Non le venne da pensare a come si sentiva in quel momento. Tutt'altro. Pensò a cose disparate, forse per distrarsi.

Pensò a cosa aveva sentito la prima volta, al mare, la prima volta in cui per sbaglio le avevano strappato un bacio.

Ripensò a suo padre, alle domeniche in giro per Firenze, al sapore del gelato alla vaniglia, al sapore delle cose perse.

Vide il suo migliore amico, il giorno esatto in cui avevano smesso di essere amici e si erano baciati davvero, una sera di novembre con le foglie ingiallite per strada.

Sentì Marti, gemere, lontano nella memoria, quando le aveva insegnato a sentirsi e non a far sentire.

Amò Damiano, per un ultimo, intenso momento, prima di lasciarlo definitivamente andare, prima di desiderare Neri, ancora e ancora.

Sorrise, il battito del cuore lo sentiva a malapena, tanto era forte. Chiuse gli occhi, per quanto fosse possibile, senza sentire altro in quel magazzino polveroso, che non fosse il ragazzo che aveva alle spalle, e che tremava di terrore.

O amore?

Che differenza minima ci può essere, tra la paura e la passione, si chiese mentre si appoggiava a lui, al suo petto, osservando con curiosità e infinita attenzione ciò che il destino gli portava in dono.

C'era un divano bianco, se ne scorgeva appena un lembo, sotto il velluto rosso sgualcito e invecchiato, che lo copriva interamente. Non era bianco, era rosso.

Staccare gli occhi da Neri era sempre stato un tantino meno dell'impossibile. Conosceva i suoi sorrisi, quando esplodevano o quando si ritiravano, come risacca marina. Conosceva il profilo delle sue labbra, quando chiedevano e quando prendevano, senza preavviso. Conosceva le sue mani. Nina conosceva il suo corpo come un impero, su cui regnava, imperatrice, e dal quale dipendeva, suddito. In quel preciso istante, si sentiva a metà tra quei due poli opposti.

Mi fermerò, si disse, se lui si ferma. Ma che peccato sarebbe.

Lo desiderava con una forza pari alla repulsione inspiegabile che aveva sentito la prima volta che lo aveva visto. Lo voleva a tal punto, che sapeva che fermarsi le sarebbe risultato impossibile. Sentiva chiaramente l'eccitazione che cresceva. Lo immaginò riverso su di lei, ed era un'immagine semplice da rievocare. C'aveva fantasticato sì e no quelle sei, sette, cento volte al giorno.
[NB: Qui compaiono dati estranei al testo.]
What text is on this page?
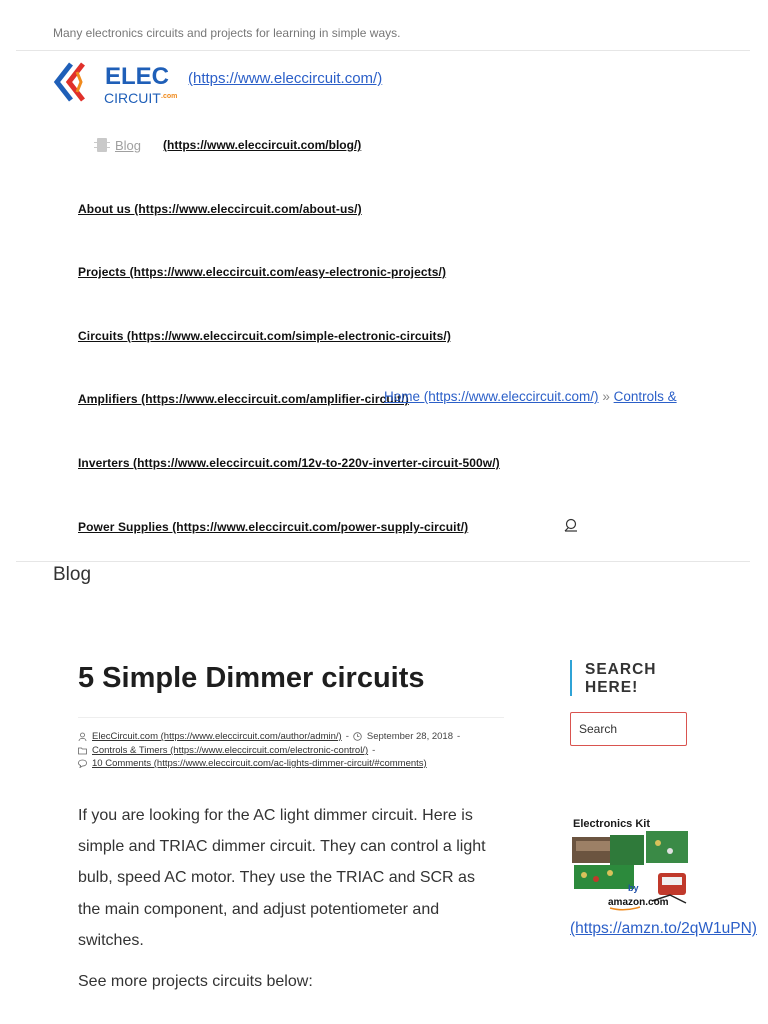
Many electronics circuits and projects for learning in simple ways.
ELEC
CIRCUIT .com
(https://www.eleccircuit.com/)
Blog (https://www.eleccircuit.com/blog/)
About us (https://www.eleccircuit.com/about-us/)
Projects (https://www.eleccircuit.com/easy-electronic-projects/)
Circuits (https://www.eleccircuit.com/simple-electronic-circuits/)
Amplifiers (https://www.eleccircuit.com/amplifier-circuit/)
Inverters (https://www.eleccircuit.com/12v-to-220v-inverter-circuit-500w/)
Power Supplies (https://www.eleccircuit.com/power-supply-circuit/)
Home (https://www.eleccircuit.com/) » Controls &
Blog
5 Simple Dimmer circuits
ElecCircuit.com (https://www.eleccircuit.com/author/admin/) - September 28, 2018 -
Controls & Timers (https://www.eleccircuit.com/electronic-control/) -
10 Comments (https://www.eleccircuit.com/ac-lights-dimmer-circuit/#comments)

If you are looking for the AC light dimmer circuit. Here is simple and TRIAC dimmer circuit. They can control a light bulb, speed AC motor. They use the TRIAC and SCR as the main component, and adjust potentiometer and switches.

See more projects circuits below:

SEARCH HERE!
Search
Electronics Kit
by
amazon.com
(https://amzn.to/2qW1uPN)
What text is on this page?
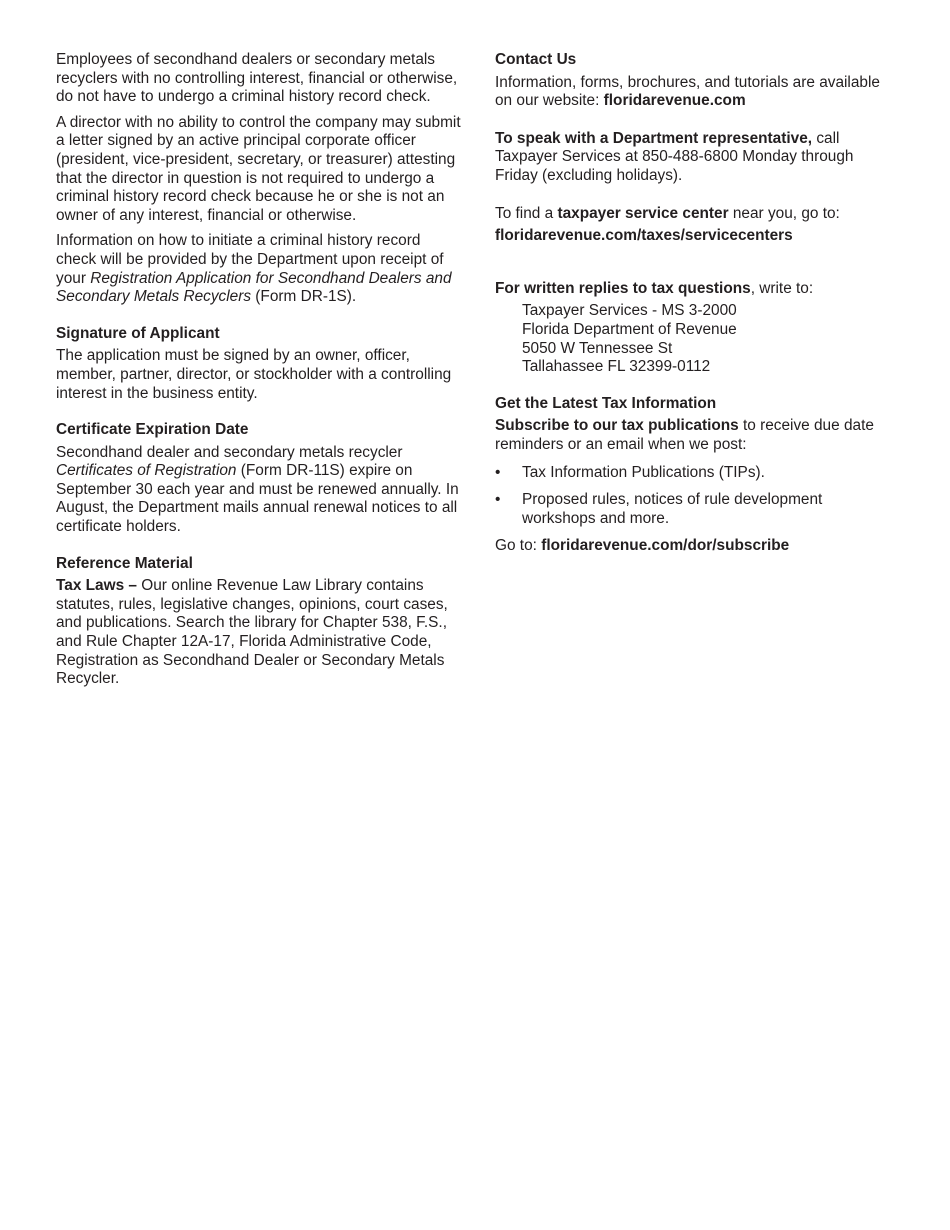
Employees of secondhand dealers or secondary metals recyclers with no controlling interest, financial or otherwise, do not have to undergo a criminal history record check.

A director with no ability to control the company may submit a letter signed by an active principal corporate officer (president, vice-president, secretary, or treasurer) attesting that the director in question is not required to undergo a criminal history record check because he or she is not an owner of any interest, financial or otherwise.

Information on how to initiate a criminal history record check will be provided by the Department upon receipt of your Registration Application for Secondhand Dealers and Secondary Metals Recyclers (Form DR-1S).

Signature of Applicant

The application must be signed by an owner, officer, member, partner, director, or stockholder with a controlling interest in the business entity.

Certificate Expiration Date

Secondhand dealer and secondary metals recycler Certificates of Registration (Form DR-11S) expire on September 30 each year and must be renewed annually. In August, the Department mails annual renewal notices to all certificate holders.

Reference Material

Tax Laws – Our online Revenue Law Library contains statutes, rules, legislative changes, opinions, court cases, and publications. Search the library for Chapter 538, F.S., and Rule Chapter 12A-17, Florida Administrative Code, Registration as Secondhand Dealer or Secondary Metals Recycler.

Contact Us

Information, forms, brochures, and tutorials are available on our website: floridarevenue.com

To speak with a Department representative, call Taxpayer Services at 850-488-6800 Monday through Friday (excluding holidays).

To find a taxpayer service center near you, go to:

floridarevenue.com/taxes/servicecenters

For written replies to tax questions, write to:

Taxpayer Services - MS 3-2000
Florida Department of Revenue
5050 W Tennessee St
Tallahassee FL 32399-0112
Get the Latest Tax Information

Subscribe to our tax publications to receive due date reminders or an email when we post:

• Tax Information Publications (TIPs).
• Proposed rules, notices of rule development workshops and more.

Go to: floridarevenue.com/dor/subscribe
Non respiro, pensò. Se non mi controllo non respirerò più.

Le tende bianche filtravano la luce del sole che decresceva verso le montagne. Si alzavano e si abbassavano dietro di lei, sgonfiandosi come polmoni, come i polmoni che Nina non stava usando. L'aria era bloccata.

Sentiva il tempo dilatarsi dietro la sua schiena, il passato che le scivolava via di dosso.

Rimanevano poche cose.

Neri.

Lei.

Quel divano sotto il velluto rosso scuro, incupito dal tempo.

Di punto in bianco si piegò su di lei, la strinse, e fece la strada indietro, attraverso la polvere, le sedie e i mobili del magazzino.

Se ne va, pensò Nina, voltandosi.

Ma la luce del sole di luglio si richiuse insieme alla porta, le tende chiare si mossero, e infine Neri ricomparve, sorridendo.

Lo prese per mano, in piedi di fronte a quel divano rosso, una specie di altare.


Neri

Si era così tante e tante volte immaginato quel momento, da rimanere sorpreso dall'incontrollabilità del caso.

L'aveva vista nuda talmente tante volte, da poter ripercorrere la strada che andava dal collo, alle cosce tese, alla piega del braccio dietro il gomito.

Si avvicinò al fine ultimo di tutti i suoi desideri.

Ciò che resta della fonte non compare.